Me iré de este país sin pisarlo. Es una promesa que hago. Que nadie me insista y que nadie me pida que le lleve. Por ahí no pasaré. Lo siento. No habrá fuerza humana que me lleve a Potomac Mills, a poco más de media hora de mi casa, uno de los mayores outlets de este país y, sin duda, el mayor del Estado de Virginia. No me hace falta ir para saber lo que es y no me quiero acercar ni siquiera por mero interés antropológico, porque sé que solo puedo salir de allí peor de lo que entré.
Aunque estoy segura de que casi todo el mundo sabe lo que es un outlet, en honor a mi madre, a la que siempre le han importado un comino las compras y pienso que ni siquiera podría imaginar semejante aberración, diré que son una concentración de tiendas de marca que venden, con descuentos notables, sus productos, en su mayoría ropa, calzados y bolsos. Artículos caros, de esos que se paga la etiqueta, hay que añadir. Originalmente eran una forma de dar salida (de ahí el nombre, outlet: salida) a productos que no vendían en sus tiendas normales ya porque eran de temporadas pasadas o porque tenían alguna tara; pero ahora muchas marcas fabrican líneas completas para ser destinadas a ese tipo de ventas, con productos más masificados o de calidad inferior.
No os forméis ideas equivocadas.
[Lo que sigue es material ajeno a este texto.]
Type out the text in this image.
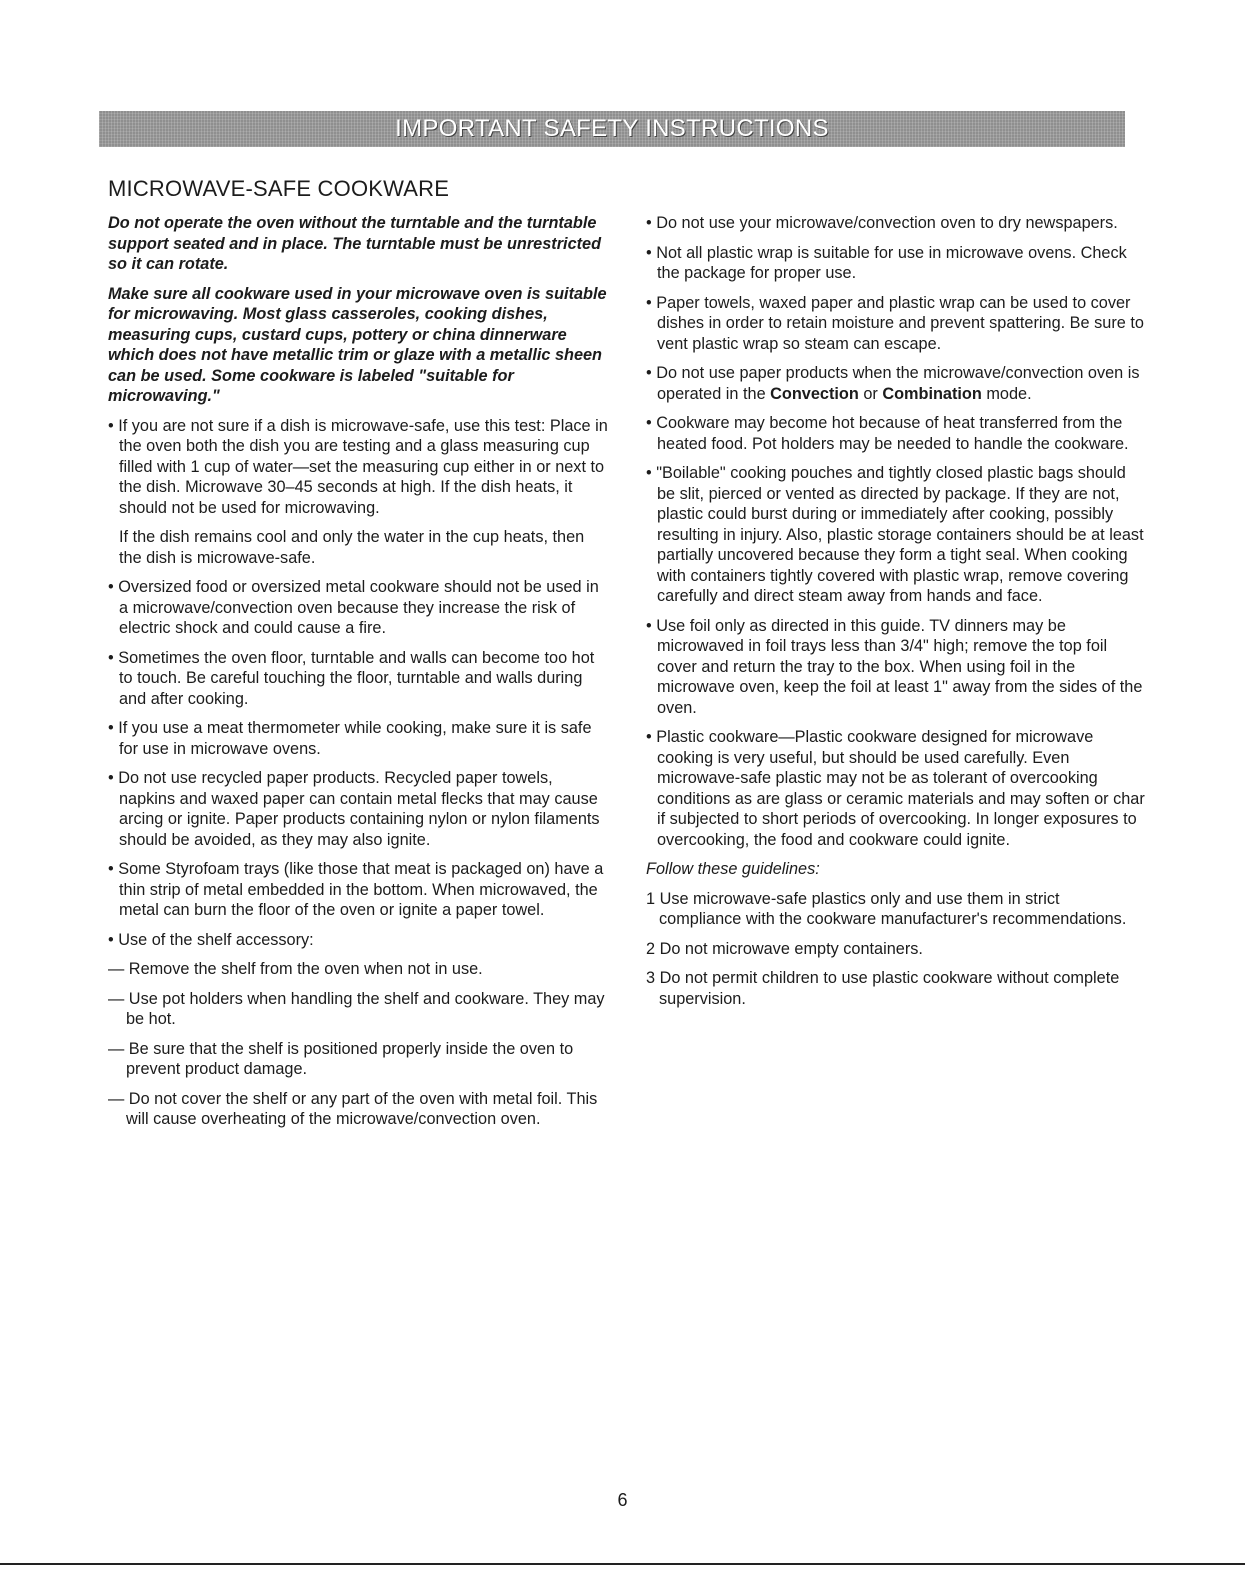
IMPORTANT SAFETY INSTRUCTIONS
MICROWAVE-SAFE COOKWARE

Do not operate the oven without the turntable and the turntable support seated and in place. The turntable must be unrestricted so it can rotate.

Make sure all cookware used in your microwave oven is suitable for microwaving. Most glass casseroles, cooking dishes, measuring cups, custard cups, pottery or china dinnerware which does not have metallic trim or glaze with a metallic sheen can be used. Some cookware is labeled "suitable for microwaving."

• If you are not sure if a dish is microwave-safe, use this test: Place in the oven both the dish you are testing and a glass measuring cup filled with 1 cup of water—set the measuring cup either in or next to the dish. Microwave 30–45 seconds at high. If the dish heats, it should not be used for microwaving.

If the dish remains cool and only the water in the cup heats, then the dish is microwave-safe.

• Oversized food or oversized metal cookware should not be used in a microwave/convection oven because they increase the risk of electric shock and could cause a fire.

• Sometimes the oven floor, turntable and walls can become too hot to touch. Be careful touching the floor, turntable and walls during and after cooking.

• If you use a meat thermometer while cooking, make sure it is safe for use in microwave ovens.

• Do not use recycled paper products. Recycled paper towels, napkins and waxed paper can contain metal flecks that may cause arcing or ignite. Paper products containing nylon or nylon filaments should be avoided, as they may also ignite.

• Some Styrofoam trays (like those that meat is packaged on) have a thin strip of metal embedded in the bottom. When microwaved, the metal can burn the floor of the oven or ignite a paper towel.

• Use of the shelf accessory:

— Remove the shelf from the oven when not in use.

— Use pot holders when handling the shelf and cookware. They may be hot.

— Be sure that the shelf is positioned properly inside the oven to prevent product damage.

— Do not cover the shelf or any part of the oven with metal foil. This will cause overheating of the microwave/convection oven.

• Do not use your microwave/convection oven to dry newspapers.

• Not all plastic wrap is suitable for use in microwave ovens. Check the package for proper use.

• Paper towels, waxed paper and plastic wrap can be used to cover dishes in order to retain moisture and prevent spattering. Be sure to vent plastic wrap so steam can escape.

• Do not use paper products when the microwave/convection oven is operated in the Convection or Combination mode.

• Cookware may become hot because of heat transferred from the heated food. Pot holders may be needed to handle the cookware.

• "Boilable" cooking pouches and tightly closed plastic bags should be slit, pierced or vented as directed by package. If they are not, plastic could burst during or immediately after cooking, possibly resulting in injury. Also, plastic storage containers should be at least partially uncovered because they form a tight seal. When cooking with containers tightly covered with plastic wrap, remove covering carefully and direct steam away from hands and face.

• Use foil only as directed in this guide. TV dinners may be microwaved in foil trays less than 3/4" high; remove the top foil cover and return the tray to the box. When using foil in the microwave oven, keep the foil at least 1" away from the sides of the oven.

• Plastic cookware—Plastic cookware designed for microwave cooking is very useful, but should be used carefully. Even microwave-safe plastic may not be as tolerant of overcooking conditions as are glass or ceramic materials and may soften or char if subjected to short periods of overcooking. In longer exposures to overcooking, the food and cookware could ignite.

Follow these guidelines:

1 Use microwave-safe plastics only and use them in strict compliance with the cookware manufacturer's recommendations.

2 Do not microwave empty containers.

3 Do not permit children to use plastic cookware without complete supervision.

6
He sido y soy, a mi pesar, cliente de outlets. Cuando vivía en España iba de vez en cuando a uno, entre semana, a primera hora de la mañana, y daba batidas rápidas para ver si encontraba la prenda que quería para una celebración o un chollo que satisficiera mis ansias consumistas por un módico precio. Y aquí, cuando no me queda otro remedio, acudo a otro cercano a mi casa, a piñón fijo, directa a la tienda que quiero, a comprar lo que necesito. Pero nada más. Sé que no me sienta bien quedarme más tiempo.
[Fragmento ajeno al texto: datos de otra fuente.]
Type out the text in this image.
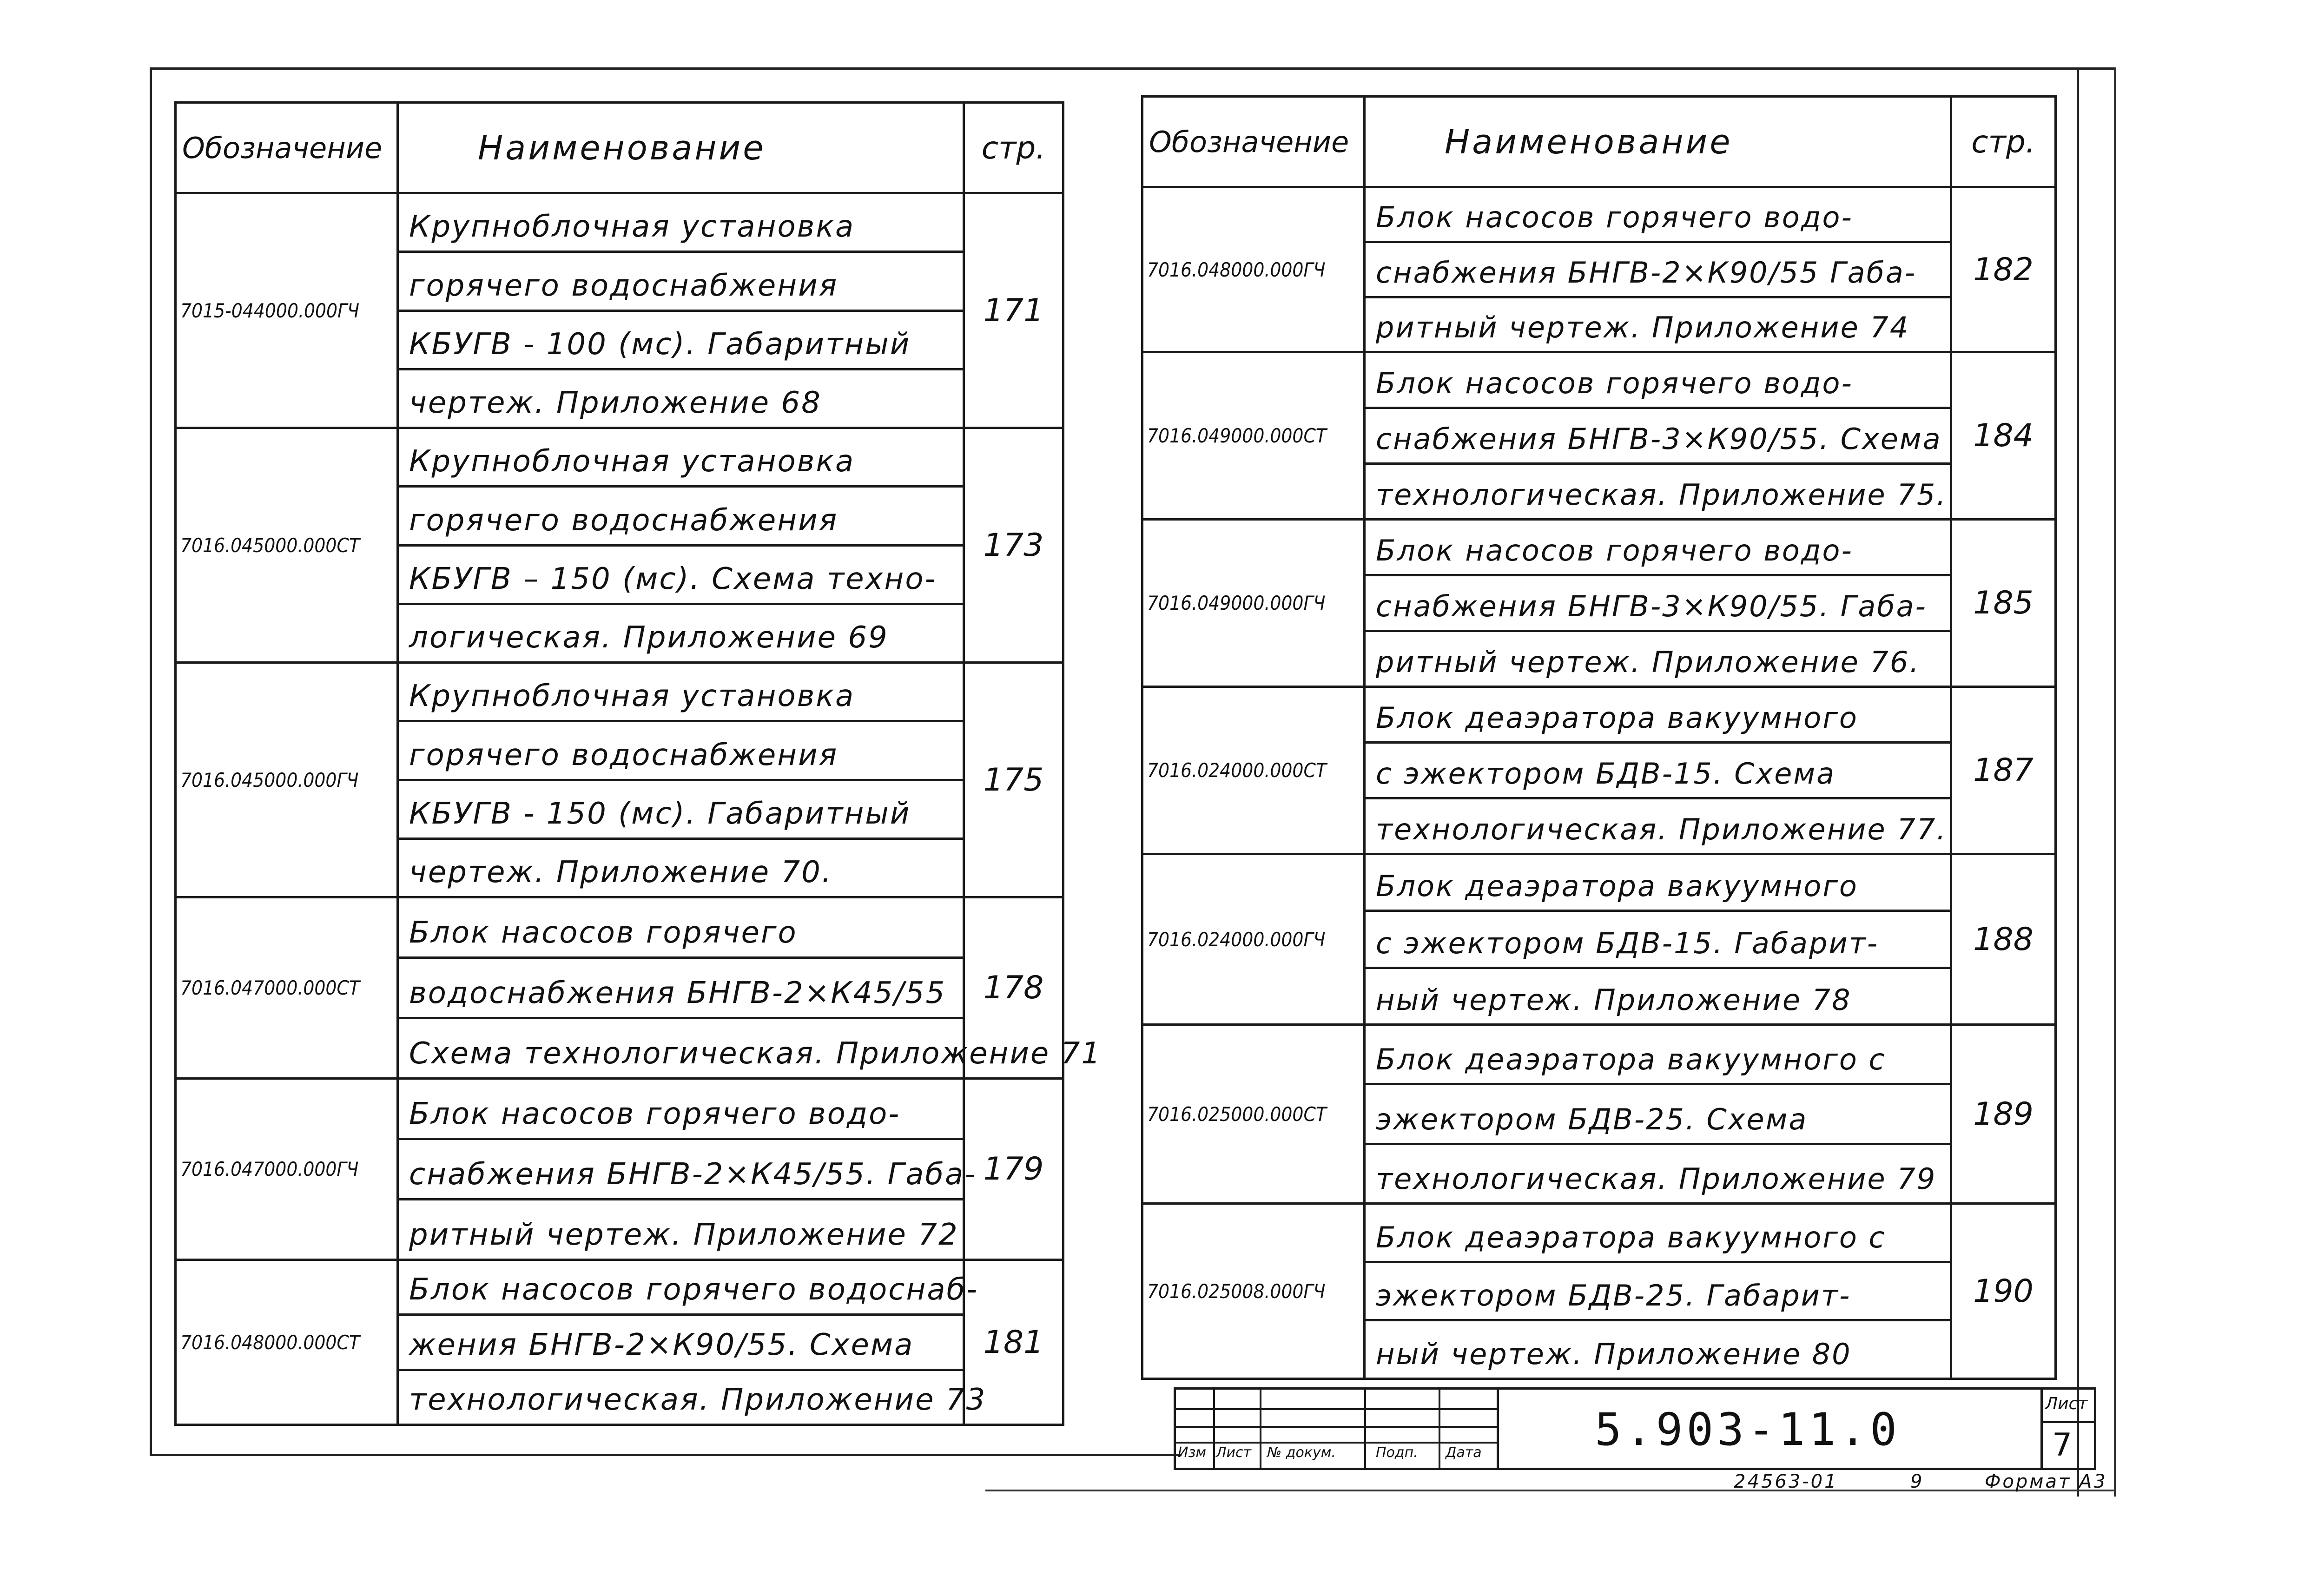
Обозначение	Наименование	стр.
7015-044000.000ГЧ	Крупноблочная установка
горячего водоснабжения
КБУГВ - 100 (мс). Габаритный
чертеж. Приложение 68	171
7016.045000.000СТ	Крупноблочная установка
горячего водоснабжения
КБУГВ – 150 (мс). Схема техно-
логическая. Приложение 69	173
7016.045000.000ГЧ	Крупноблочная установка
горячего водоснабжения
КБУГВ - 150 (мс). Габаритный
чертеж. Приложение 70.	175
7016.047000.000СТ	Блок насосов горячего
водоснабжения БНГВ-2×К45/55
Схема технологическая. Приложение 71	178
7016.047000.000ГЧ	Блок насосов горячего водо-
снабжения БНГВ-2×К45/55. Габа-
ритный чертеж. Приложение 72	179
7016.048000.000СТ	Блок насосов горячего водоснаб-
жения БНГВ-2×К90/55. Схема
технологическая. Приложение 73	181
Обозначение	Наименование	стр.
7016.048000.000ГЧ	Блок насосов горячего водо-
снабжения БНГВ-2×К90/55 Габа-
ритный чертеж. Приложение 74	182
7016.049000.000СТ	Блок насосов горячего водо-
снабжения БНГВ-3×К90/55. Схема
технологическая. Приложение 75.	184
7016.049000.000ГЧ	Блок насосов горячего водо-
снабжения БНГВ-3×К90/55. Габа-
ритный чертеж. Приложение 76.	185
7016.024000.000СТ	Блок деаэратора вакуумного
с эжектором БДВ-15. Схема
технологическая. Приложение 77.	187
7016.024000.000ГЧ	Блок деаэратора вакуумного
с эжектором БДВ-15. Габарит-
ный чертеж. Приложение 78	188
7016.025000.000СТ	Блок деаэратора вакуумного с
эжектором БДВ-25. Схема
технологическая. Приложение 79	189
7016.025008.000ГЧ	Блок деаэратора вакуумного с
эжектором БДВ-25. Габарит-
ный чертеж. Приложение 80	190
Изм Лист № докум.	Подп. Дата	5.903-11.0	Лист
7
24563-01	9	Формат А3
Porque, a mí, comprar en esos sitios no me gusta y comprar mucho, porque es barato, no me relaja. Empiezo bien pero muy pronto me entra una especie de ansia que me torna en un ser convulsivo, con todos los sentidos alerta, que da la vuelta a una etiqueta para ver el precio con un ojo mientras con el otro va mirando el perchero de al lado a ver si hay algo que le guste más. Soy, además, de las que no se deciden, porque a lo mejor en la tienda siguiente hay algo más bonito, más adecuado, mejor, más barato. De aquellas que, si hay muchas tiendas, tiene que verlas todas para tomar la decisión correcta y que, al final, si no encuentra nada, se cabrea por haber perdido las horas miserablemente y entra en un estado de frustración reconcentrada que le convierten en un ser insoportable. Lo dicho, no me sientan bien.
Si esta transformación ya la experimento en el outlet vecino, que apenas tiene 69 tiendas y al que solo voy cuando pienso que va a haber poca gente, no quiero ni imaginarme lo que sería de mí en Potomac Mills, que tiene más de 200 marcas, un aparcamiento del tamaño del mar Muerto y hordas de gente poseídas por ese espíritu consumista que convierte en necesidad perentoria el capricho más pasajero. He visto que en Florida está el mayor outlet de Estados Unidos, con más de 350 tiendas y me han dicho, también, que es habitual gastar uno o más días de las vacaciones en Nueva York comprando como posesos en los outlets de las afueras de la ciudad de los rascacielos. A mí no me busquéis por ahí, no. Ni por Potomac Mills, ya sabéis que me iré de este país sin pisarlo.